Ironically, Sun Tzu was invoked as the inspiration behind the US “Shock and Awe” bombardment (Asia Times) of Baghdad which started the US attack on Iraq.

A Modest Proposal…

…for a trivial, somewhat scurrilous experiment in participatory weblogging: I know there are community weblogs, such as MetaFilter, in which thousands of participants create what some would assert is a vibrant cross-fertilizing conversation, while others would say the signal-to-noise ratio just decays from the effort. FmH has an audience far smaller, by, oh, at least several orders of magnitude, who I know are demanding, reflective, erudite readers in breadth and depth. I have always been puzzled, and sometimes solicited feedback, about the fact that other weblogs log many more reader comments, even many more per capita. Unsuccessful, I am tired of trying to figure out why, with rare exceptionsm, it is not happening here. (Is the commenting system too cumbersome? am I cultivating passive consumers despite — or because of — my attempt to be provocative? deadening thought?). Most conversation among the likes of you would likely be breathtaking, so I am going to try to take direct action to goad you into it on at least a trial basis. Not that you have to work for your daily dose of FmH, but I would like to propose that, for the next week, everytime you come here you scroll down, pick one post about which you have something to say, and enter a comment, one thoughtful comment. A couple of extra clicks, thirty seconds’ more time on my page. Begin with a bias toward those posts that do not yet have any comments. Amplify, fertilize, contradict, dispute, synthesize, eviscerate, perseverate, tangentialize, analogize on anything here… Then, as your reflections accumulate, you will inevitably be riffing off the comments of others. You know, of course, you can do it anonymously, if that matters; just not contentlessly. Indulge me, think about it for a moment, you really have no good reason why you would not try this for a week.

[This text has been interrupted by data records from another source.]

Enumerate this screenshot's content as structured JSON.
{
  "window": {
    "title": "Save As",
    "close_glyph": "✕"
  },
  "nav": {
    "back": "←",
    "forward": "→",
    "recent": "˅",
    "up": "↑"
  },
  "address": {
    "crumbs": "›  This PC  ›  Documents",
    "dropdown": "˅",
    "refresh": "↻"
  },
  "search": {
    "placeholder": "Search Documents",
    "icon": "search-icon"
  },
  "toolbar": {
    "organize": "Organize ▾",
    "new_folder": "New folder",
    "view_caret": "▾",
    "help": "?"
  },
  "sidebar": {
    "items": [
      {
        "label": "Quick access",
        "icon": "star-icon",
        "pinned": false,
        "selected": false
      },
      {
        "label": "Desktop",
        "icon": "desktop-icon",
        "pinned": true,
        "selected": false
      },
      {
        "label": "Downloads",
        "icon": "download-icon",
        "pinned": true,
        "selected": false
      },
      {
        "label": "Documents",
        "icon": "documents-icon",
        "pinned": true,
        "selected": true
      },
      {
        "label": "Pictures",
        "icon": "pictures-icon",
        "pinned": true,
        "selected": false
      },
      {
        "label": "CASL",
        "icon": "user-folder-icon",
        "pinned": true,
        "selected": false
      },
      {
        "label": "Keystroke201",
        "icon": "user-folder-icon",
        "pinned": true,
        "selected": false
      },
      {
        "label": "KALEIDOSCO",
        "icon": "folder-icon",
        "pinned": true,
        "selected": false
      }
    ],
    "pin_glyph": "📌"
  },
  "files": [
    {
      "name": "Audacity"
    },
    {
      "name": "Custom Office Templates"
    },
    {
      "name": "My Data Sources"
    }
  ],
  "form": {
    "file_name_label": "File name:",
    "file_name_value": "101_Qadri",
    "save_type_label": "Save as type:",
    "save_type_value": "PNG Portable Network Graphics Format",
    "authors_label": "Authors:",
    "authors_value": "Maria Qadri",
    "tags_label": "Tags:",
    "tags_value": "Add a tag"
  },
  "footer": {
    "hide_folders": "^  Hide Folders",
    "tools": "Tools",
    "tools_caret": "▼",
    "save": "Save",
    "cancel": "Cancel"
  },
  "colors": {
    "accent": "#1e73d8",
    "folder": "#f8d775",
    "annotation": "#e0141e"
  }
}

Why do I want to do this? [Stop reading here if your bullshit meter is turned on, it probably won’t make a whole lot of sense.] Surely, it is not because I care about the cumulative total of the little numbers in the parentheses at the end of every post per se. I have been interested for a long while in transformative social processes and the power of small communities, you might say on a tribal scale, a participatory scale, how group process works, how organizations think. Information processing constraints place an upper bound on face-to-face interactional possibilities around one to several hundred members; the possibilities for consensus- and confidence-based ‘social contracts’ move into a symbolic and some would say unworkable sphere with larger social groupings. Now, don’t nitpick, I realize that the community of readers of FmH is in no sense like a tribal culture. This is not a participatory democracy; webspace-rooted avatar-to-avatar interactions are in important respects different from face-to-face; cultural ecological niche contingencies as a shared experience are replaced by — what instead? — in a web community. Most of you would recoil from considering that any sort of community at all is manifested or embodied by merely coming to the same webpage from time to time.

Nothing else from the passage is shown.